Krasemann T, van Beynum I, Dalinghaus M, van Leuwen W, Bogers A, van de Woestijne P
Department of Paediatrics, Division of Paediatric , Cardiology, Sophia Kinderziekenhuis, Erasmus MC Rotterdam, Rotterdam, The Netherlands.
Department of Cardiothoracic Surgery, Erasmus MC Rotterdam, Rotterdam, The Netherlands.
Neth Heart J. 2020 Oct;28(10):546-550. doi: 10.1007/s12471-020-01371-8.
Coarctation of the aorta in children under 3 months of age is usually treated surgically. However, there are clinical scenarios in which stenting of native or recurrent coarctation may become necessary in this age group.
Four cases illustrate possible indications: left ventricular dysfunction increasing the operative risk, thrombus formation after coarctation surgery, patient size (i.e. in premature babies), and retrograde arch obstruction after hybrid palliation of hypoplastic left heart syndrome. In all babies, coarctation stenting was carried out successfully without complications.

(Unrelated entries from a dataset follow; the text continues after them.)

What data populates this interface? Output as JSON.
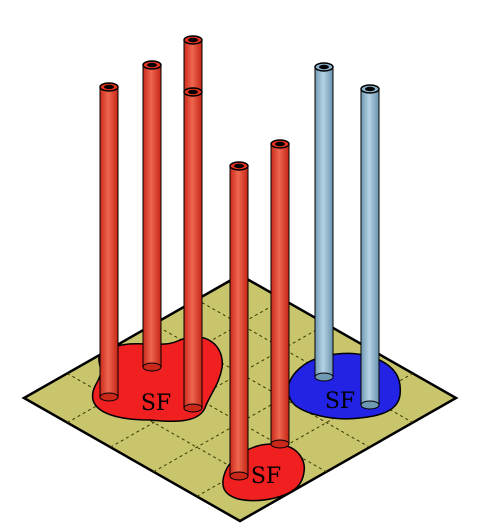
{
  "colors": {
    "board": "#c9c56c",
    "board_edge": "#000000",
    "grid_line": "#3a3a00",
    "red_fill": "#e8321e",
    "red_blob": "#f02020",
    "blue_fill": "#8db4cc",
    "blue_blob": "#2323e6"
  },
  "grid": {
    "rows": 5,
    "cols": 5
  },
  "regions": [
    {
      "id": "red-left",
      "label": "SF",
      "color": "red"
    },
    {
      "id": "red-bottom",
      "label": "SF",
      "color": "red"
    },
    {
      "id": "blue-right",
      "label": "SF",
      "color": "blue"
    }
  ],
  "tubes": [
    {
      "id": "tube-1",
      "color": "red"
    },
    {
      "id": "tube-2",
      "color": "red"
    },
    {
      "id": "tube-3",
      "color": "red"
    },
    {
      "id": "tube-4",
      "color": "red"
    },
    {
      "id": "tube-5",
      "color": "red"
    },
    {
      "id": "tube-6",
      "color": "red"
    },
    {
      "id": "tube-7",
      "color": "blue"
    },
    {
      "id": "tube-8",
      "color": "blue"
    }
  ]
}
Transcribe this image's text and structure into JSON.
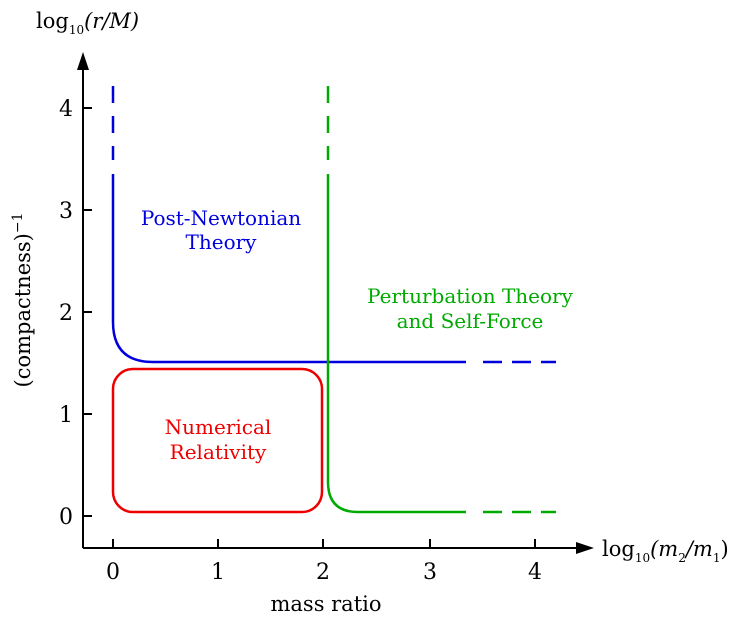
{
  "y_axis": {
    "title_parts": {
      "log": "log",
      "sub": "10",
      "expr": "(r/M)"
    },
    "side_label": "(compactness)",
    "side_label_sup": "−1",
    "ticks": [
      "0",
      "1",
      "2",
      "3",
      "4"
    ]
  },
  "x_axis": {
    "title_parts": {
      "log": "log",
      "sub": "10",
      "open": "(m",
      "s1": "2",
      "mid": "/m",
      "s2": "1",
      "close": ")"
    },
    "bottom_label": "mass ratio",
    "ticks": [
      "0",
      "1",
      "2",
      "3",
      "4"
    ]
  },
  "regions": {
    "pn_line1": "Post-Newtonian",
    "pn_line2": "Theory",
    "pt_line1": "Perturbation Theory",
    "pt_line2": "and Self-Force",
    "nr_line1": "Numerical",
    "nr_line2": "Relativity"
  },
  "colors": {
    "post_newtonian": "#0000dd",
    "perturbation": "#00aa00",
    "numerical": "#ee0000",
    "axis": "#000000"
  }
}
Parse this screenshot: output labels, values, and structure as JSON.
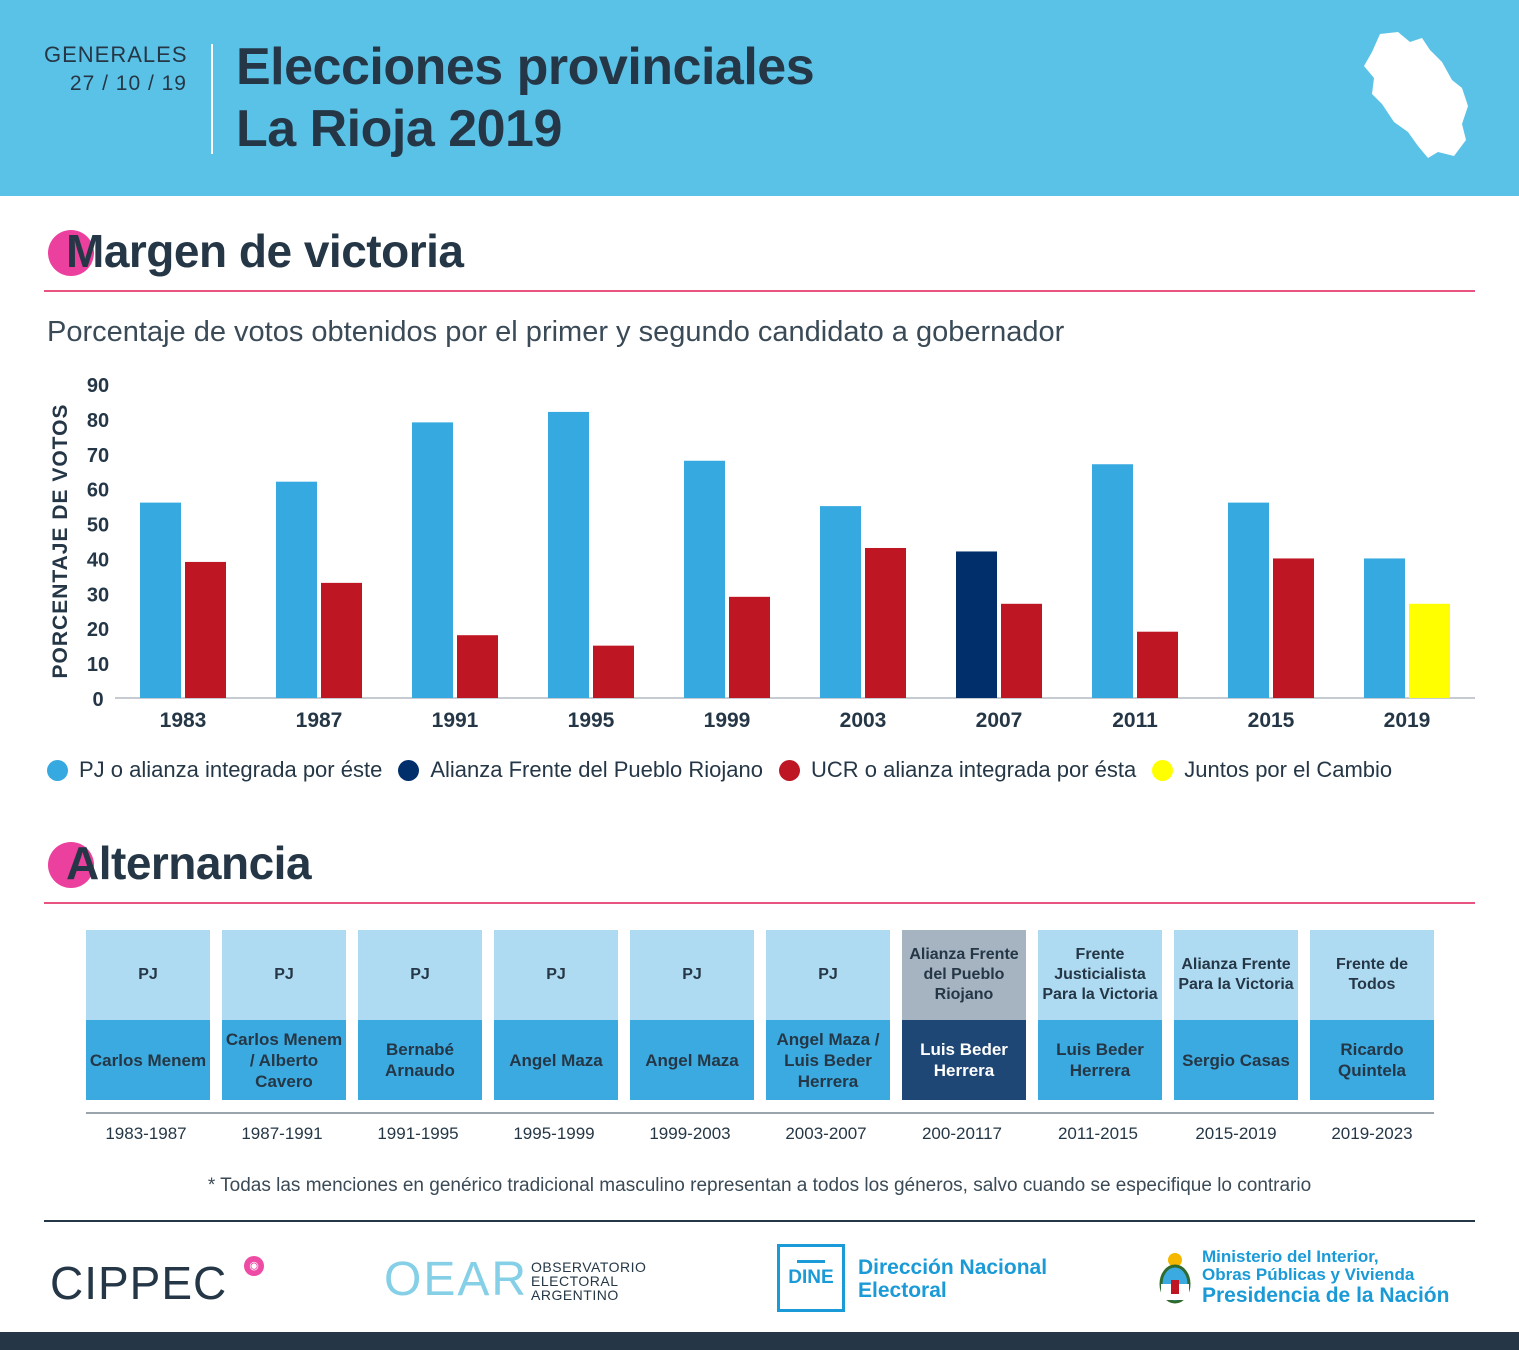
{
  "header": {
    "generales": "GENERALES",
    "fecha": "27 / 10 / 19",
    "title_line1": "Elecciones provinciales",
    "title_line2": "La Rioja 2019"
  },
  "sections": {
    "margen": "Margen de victoria",
    "alternancia": "Alternancia"
  },
  "colors": {
    "pj": "#36a9e1",
    "frente": "#002f6c",
    "ucr": "#be1622",
    "juntos": "#ffff00"
  },
  "chart_data": {
    "type": "bar",
    "title": "Porcentaje de votos obtenidos por el primer y segundo candidato a gobernador",
    "ylabel": "PORCENTAJE DE VOTOS",
    "xlabel": "",
    "ylim": [
      0,
      90
    ],
    "yticks": [
      0,
      10,
      20,
      30,
      40,
      50,
      60,
      70,
      80,
      90
    ],
    "categories": [
      "1983",
      "1987",
      "1991",
      "1995",
      "1999",
      "2003",
      "2007",
      "2011",
      "2015",
      "2019"
    ],
    "series": [
      {
        "name": "Primer candidato",
        "values": [
          56,
          62,
          79,
          82,
          68,
          55,
          42,
          67,
          56,
          40
        ],
        "colors": [
          "pj",
          "pj",
          "pj",
          "pj",
          "pj",
          "pj",
          "frente",
          "pj",
          "pj",
          "pj"
        ]
      },
      {
        "name": "Segundo candidato",
        "values": [
          39,
          33,
          18,
          15,
          29,
          43,
          27,
          19,
          40,
          27
        ],
        "colors": [
          "ucr",
          "ucr",
          "ucr",
          "ucr",
          "ucr",
          "ucr",
          "ucr",
          "ucr",
          "ucr",
          "juntos"
        ]
      }
    ],
    "legend": [
      {
        "label": "PJ o alianza integrada por éste",
        "color": "pj"
      },
      {
        "label": "Alianza Frente del Pueblo Riojano",
        "color": "frente"
      },
      {
        "label": "UCR o alianza integrada por ésta",
        "color": "ucr"
      },
      {
        "label": "Juntos por el Cambio",
        "color": "juntos"
      }
    ]
  },
  "alternancia": [
    {
      "party": "PJ",
      "person": "Carlos Menem",
      "period": "1983-1987"
    },
    {
      "party": "PJ",
      "person": "Carlos Menem / Alberto Cavero",
      "period": "1987-1991"
    },
    {
      "party": "PJ",
      "person": "Bernabé Arnaudo",
      "period": "1991-1995"
    },
    {
      "party": "PJ",
      "person": "Angel Maza",
      "period": "1995-1999"
    },
    {
      "party": "PJ",
      "person": "Angel Maza",
      "period": "1999-2003"
    },
    {
      "party": "PJ",
      "person": "Angel Maza / Luis Beder Herrera",
      "period": "2003-2007"
    },
    {
      "party": "Alianza Frente del Pueblo Riojano",
      "person": "Luis Beder Herrera",
      "period": "200-20117"
    },
    {
      "party": "Frente Justicialista Para la Victoria",
      "person": "Luis Beder Herrera",
      "period": "2011-2015"
    },
    {
      "party": "Alianza Frente Para la Victoria",
      "person": "Sergio Casas",
      "period": "2015-2019"
    },
    {
      "party": "Frente de Todos",
      "person": "Ricardo Quintela",
      "period": "2019-2023"
    }
  ],
  "note": "* Todas las menciones en genérico tradicional masculino representan a todos los géneros, salvo cuando se especifique lo contrario",
  "footer": {
    "cippec": "CIPPEC",
    "oear": "OEAR",
    "oear_sub1": "OBSERVATORIO",
    "oear_sub2": "ELECTORAL",
    "oear_sub3": "ARGENTINO",
    "dine_box": "DINE",
    "dine_line1": "Dirección Nacional",
    "dine_line2": "Electoral",
    "min_line1": "Ministerio del Interior,",
    "min_line2": "Obras Públicas y Vivienda",
    "min_line3": "Presidencia de la Nación"
  }
}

Coarctation stenting can be carried out safely in small children. Usually, the stent has to be removed or redilated later. Results are encouraging.
3个月以下儿童的主动脉缩窄通常采用手术治疗。然而,在某些临床情况下,该年龄组的原发性或复发性主动脉缩窄可能需要进行支架置入术。
四个病例说明了可能的适应症:左心室功能障碍增加手术风险、缩窄手术后血栓形成、患者体型(即早产儿)以及左心发育不全综合征混合姑息治疗后逆行性主动脉弓梗阻。在所有婴儿中,主动脉缩窄支架置入术均成功实施,无并发症。
小儿主动脉缩窄支架置入术可安全进行。通常,支架以后必须取出或再次扩张。结果令人鼓舞。